Afirma que é servidora pública municipal (Auxiliar de Serviços Gerais no HMOM) e que exerce as suas funções em condições insalubres.
Sustenta que faz jus ao recebimento do adicional de insalubridade.
Requer a condenação do requerido ao pagamento do adicional de insalubridade à base de 20% da sua remuneração.
Juntou documentos às fls. 09/70.
Citado, o requerido apresentou a contestação, alegando que o requerido não labora em condições insalubres e que não há lei regulamentando a benefício.
Requer a improcedência dos pedidos.
Réplica às fls. 90/92.
Intimadas as partes para especificarem quais provam pretendiam produzir.
As partes quedaram-se inertes (fl. 102).
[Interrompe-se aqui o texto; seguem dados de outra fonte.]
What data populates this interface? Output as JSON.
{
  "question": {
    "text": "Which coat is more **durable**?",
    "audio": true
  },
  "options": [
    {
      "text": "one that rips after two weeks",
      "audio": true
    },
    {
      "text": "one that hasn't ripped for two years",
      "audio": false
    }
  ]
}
É o relatório.
II – DA FUNDAMENTAÇÃO.
Primeiramente, tendo em vista que a parte autora requereu o aproveitamento de perícia realizada no ano de 2015 como prova emprestada, entendo por bem indeferir o referido pedido, haja vista ser desnecessária a realização de perícia e /ou o aproveitamento de perícia já realizada, uma vez que para a concessão do benefício pleiteado (adicional de insalubridade) é necessária a existência de legislação que a regulamente, o que não é o caso dos autos.
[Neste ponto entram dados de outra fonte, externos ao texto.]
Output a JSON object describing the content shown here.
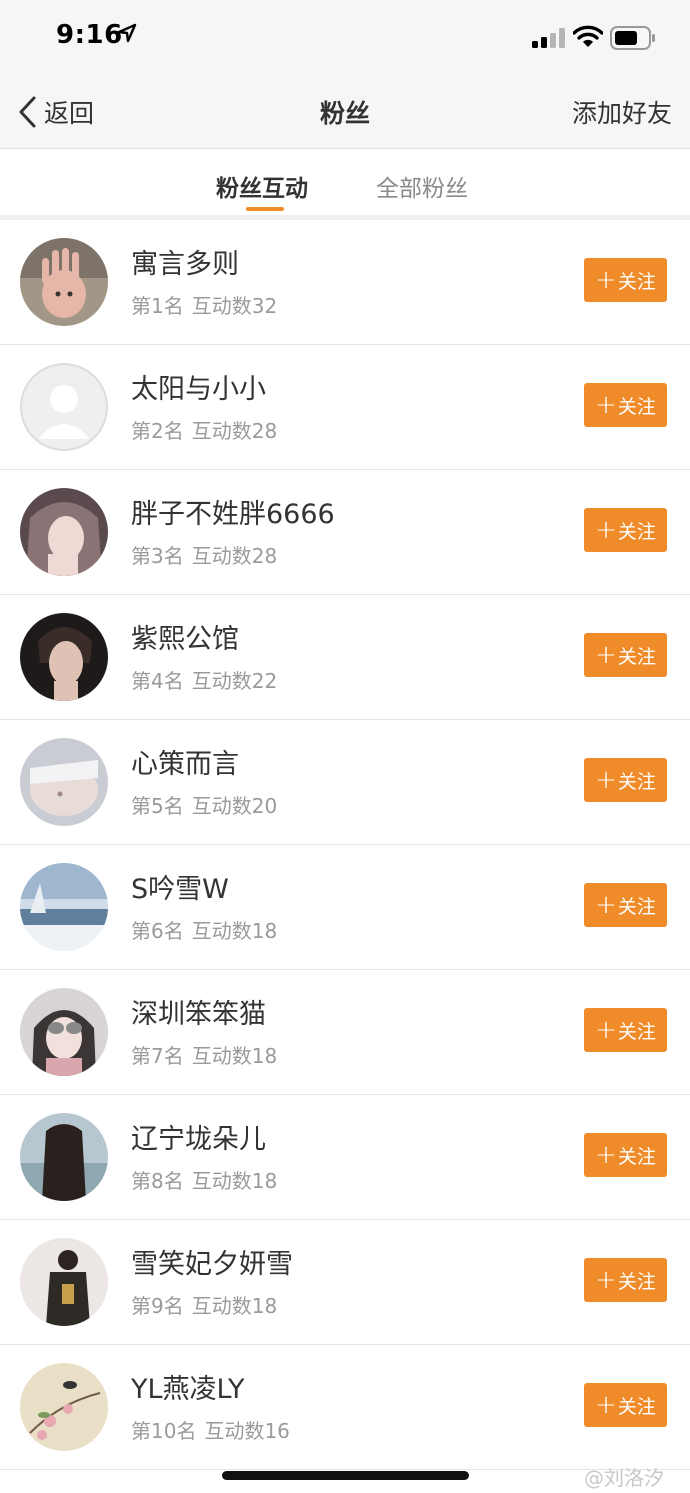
{
  "status_bar": {
    "time": "9:16",
    "icons": [
      "location-arrow-icon",
      "signal-icon",
      "wifi-icon",
      "battery-icon"
    ]
  },
  "nav": {
    "back_label": "返回",
    "title": "粉丝",
    "right_action": "添加好友"
  },
  "tabs": [
    {
      "label": "粉丝互动",
      "active": true
    },
    {
      "label": "全部粉丝",
      "active": false
    }
  ],
  "fans": [
    {
      "name": "寓言多则",
      "rank": "第1名",
      "interactions": "互动数32",
      "follow_label": "关注"
    },
    {
      "name": "太阳与小小",
      "rank": "第2名",
      "interactions": "互动数28",
      "follow_label": "关注"
    },
    {
      "name": "胖子不姓胖6666",
      "rank": "第3名",
      "interactions": "互动数28",
      "follow_label": "关注"
    },
    {
      "name": "紫熙公馆",
      "rank": "第4名",
      "interactions": "互动数22",
      "follow_label": "关注"
    },
    {
      "name": "心策而言",
      "rank": "第5名",
      "interactions": "互动数20",
      "follow_label": "关注"
    },
    {
      "name": "S吟雪W",
      "rank": "第6名",
      "interactions": "互动数18",
      "follow_label": "关注"
    },
    {
      "name": "深圳笨笨猫",
      "rank": "第7名",
      "interactions": "互动数18",
      "follow_label": "关注"
    },
    {
      "name": "辽宁垅朵儿",
      "rank": "第8名",
      "interactions": "互动数18",
      "follow_label": "关注"
    },
    {
      "name": "雪笑妃夕妍雪",
      "rank": "第9名",
      "interactions": "互动数18",
      "follow_label": "关注"
    },
    {
      "name": "YL燕凌LY",
      "rank": "第10名",
      "interactions": "互动数16",
      "follow_label": "关注"
    }
  ],
  "watermark": "@刘洛汐",
  "colors": {
    "accent": "#f08b2a",
    "nav_bg": "#f6f6f6",
    "secondary_text": "#9a9a9a"
  }
}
Assim, o feito comporta julgamento antecipado do mérito, com fundamento no art. 355, inciso I, do Código de Processo Civil, mormente considerando tudo que dos autos constam.
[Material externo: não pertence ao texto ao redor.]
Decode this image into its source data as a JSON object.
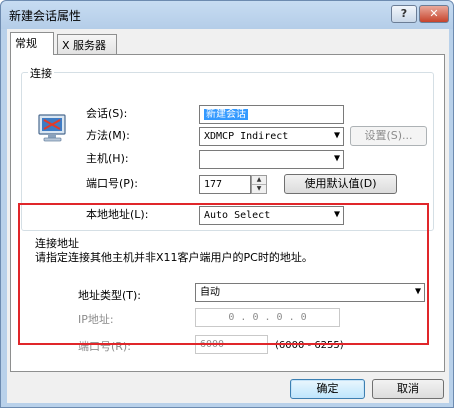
{
  "window": {
    "title": "新建会话属性",
    "help_label": "?",
    "close_label": "✕"
  },
  "tabs": {
    "general": "常规",
    "x_server": "X 服务器"
  },
  "connect_group": {
    "legend": "连接",
    "session_label": "会话(S):",
    "session_value": "新建会话",
    "method_label": "方法(M):",
    "method_value": "XDMCP Indirect",
    "settings_button": "设置(S)...",
    "host_label": "主机(H):",
    "host_value": "",
    "port_label": "端口号(P):",
    "port_value": "177",
    "use_default_button": "使用默认值(D)",
    "local_address_label": "本地地址(L):",
    "local_address_value": "Auto Select"
  },
  "connect_address_group": {
    "legend": "连接地址",
    "description": "请指定连接其他主机并非X11客户端用户的PC时的地址。",
    "address_type_label": "地址类型(T):",
    "address_type_value": "自动",
    "ip_label": "IP地址:",
    "ip_value": "0 . 0 . 0 . 0",
    "port_label": "端口号(R):",
    "port_value": "6000",
    "port_range": "(6000 - 6255)"
  },
  "footer": {
    "ok_button": "确定",
    "cancel_button": "取消"
  },
  "icons": {
    "computer": "computer-monitor-icon",
    "dropdown": "chevron-down-icon"
  },
  "colors": {
    "highlight": "#e0262a",
    "selection": "#3399ff"
  }
}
Feitas tais considerações, passo à análise do mérito.
III – DO MÉRITO.
Não há questões pendentes.
Presentes os pressupostos processuais e os requisitos de admissibilidade da demanda, passo ao exame do mérito.
Cumpre definir se a parte autora tem direito ao adicional de insalubridade.
Trago à colação a disciplina dos adicionais de insalubridade, periculosidade ou penosidade do Município de Ipueiras (CE), prevista nos arts. 66 a 68 do Estatuto dos Servidores Públicos Municipais (Lei Municipal nº 382/1993).
Art. 66- Os funcionários que trabalham com habitualidade em locais insalubres ou contato permanente com substâncias toxicas ou com risco de vida fazem jus a um adicional sobre o vencimento do cargo efetivo. § 1º- O funcionário que fizer jus aos adicionais de insalubridade e periculosidade deverá optar por um deles, não sendo acumuláveis estas vantagens. § 2º- O direito ao adicional de insalubridade ou periculosidade cessa com a eliminação das condições ou dos riscos que deram causa a sua concessão.
Art. 67- Haverá permanente controle da atividade de funcionário em operações ou locais considerados penosos, insalubres ou perigosos.
Parágrafo único – A funcionária gestante ou lactante será afastada, enquanto durar a gestação e a lactação, das operações em locais previstos neste artigo, exercendo suas atividades em locais salubre e em serviço não perigoso.
Art. 68- Na concessão dos adicionais de penosidade, insalubridade e periculosidade serão observadas as situações específicas na legislação municipal.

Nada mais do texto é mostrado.